Unions must act like unions

Published Jul 22, 2011 7:23 PM

State employees in New York and Connecticut, as in so many other states, are being told they have to make painful concessions in order to prevent mass layoffs. But it’s not just the politicians who are telling them this. It’s their own union leaders.

How many times have workers in the private sector been told by their bosses that there was no money for health care, for raises, for pensions? But the workers knew that was a lie, and they fought for better contracts. Sometimes they had to walk the picket line for days, weeks or even months. But if they held out, they had a chance of winning many of their demands. That’s how millions of workers in unions were able to move out of poverty.

Unions in the public sector are often more restricted by reactionary laws barring strikes, but they are still supposed to fight for the workers, not do the work of the bosses and their politicians. When the states or cities say, “Jump,” public workers don’t want their unions to answer, “How high?”
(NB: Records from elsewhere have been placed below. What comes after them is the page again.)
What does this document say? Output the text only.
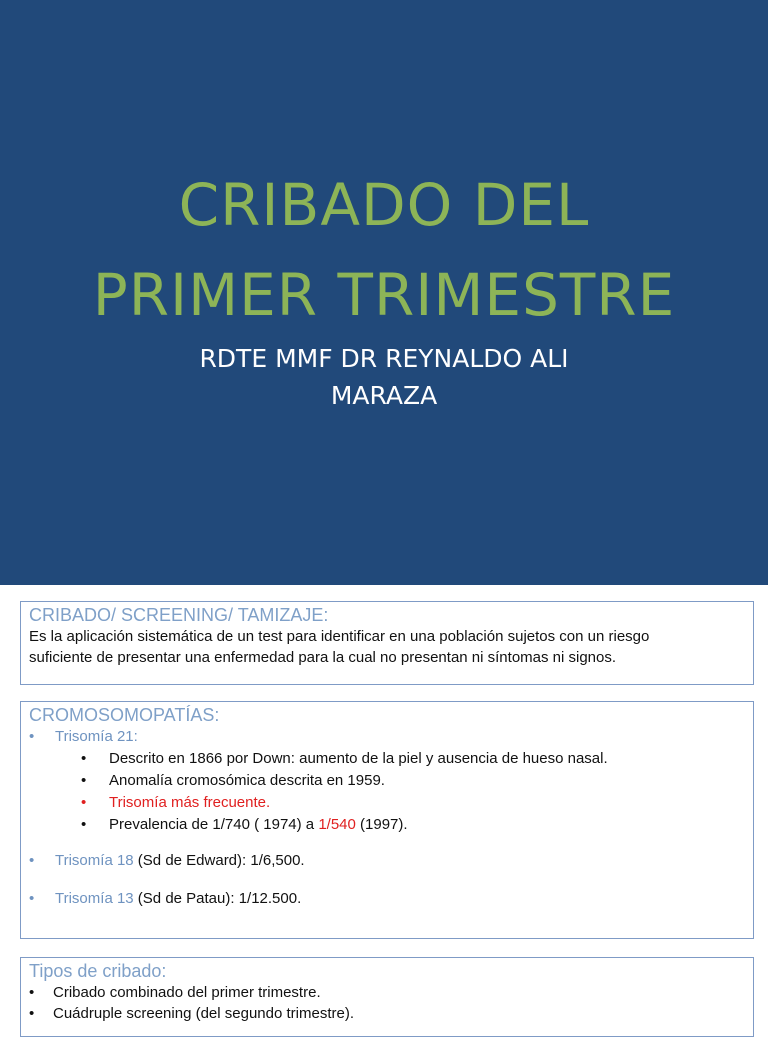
CRIBADO DEL
PRIMER TRIMESTRE
RDTE MMF DR REYNALDO ALI
MARAZA
CRIBADO/ SCREENING/ TAMIZAJE:
Es la aplicación sistemática de un test para identificar en una población sujetos con un riesgo
suficiente de presentar una enfermedad para la cual no presentan ni síntomas ni signos.
CROMOSOMOPATÍAS:
• Trisomía 21:
• Descrito en 1866 por Down: aumento de la piel y ausencia de hueso nasal.
• Anomalía cromosómica descrita en 1959.
• Trisomía más frecuente.
• Prevalencia de 1/740 ( 1974) a 1/540 (1997).
• Trisomía 18 (Sd de Edward): 1/6,500.
• Trisomía 13 (Sd de Patau): 1/12.500.
Tipos de cribado:
• Cribado combinado del primer trimestre.
• Cuádruple screening (del segundo trimestre).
In Connecticut a month ago, a rotten, giveback contract negotiated by union leaders was rejected by workers in the state employees’ unions. They told their unions to fight for something better. Gov. Dannel Malloy, a Democrat, then increased the pressure, saying the state had to immediately institute huge cuts in economic development programs, highway rest stops, bus subsidies and bridge inspections and close courthouses, welfare offices and motor vehicle branches. Layoff notices were sent out to 6,500 workers.

This declaration of war against the workers should have been answered with a plan of struggle to force the politicians to back down. Instead, the union leaders decided to change the rules on how many votes it takes to ratify a giveback contract.

In order to protect the gains made in previous contracts, these rules had required an 80 percent acceptance vote. Only 57 percent had voted in June to accept the giveback contract, even after enormous pressure on the members to do so from the governor and the Democrat-controlled General Assembly. Now the union leaders have decided to make ratification possible with a simple majority.

Will this make the governor reverse the layoffs? Or will it only whet the appetites of those who are trying to set back the workers’ standard of living and destroy their unions?

Now the two largest unions of New York state employees — the Civil Service Employees Association and the Public Employees Federation — are following suit, trying to convince their members to accept a three-year wage freeze, unpaid furloughs and benefit cuts, supposedly as protection against layoffs.

There wouldn’t be any unions in this country if that had been the mindset in the last big capitalist crisis of the 1930s. The bosses and their politicians always say there’s no money for the workers — until the workers’ struggle forces them to cough it up.

Workers who don’t have a union need to fight to get one. And workers with unions need to fight to make their unions fight!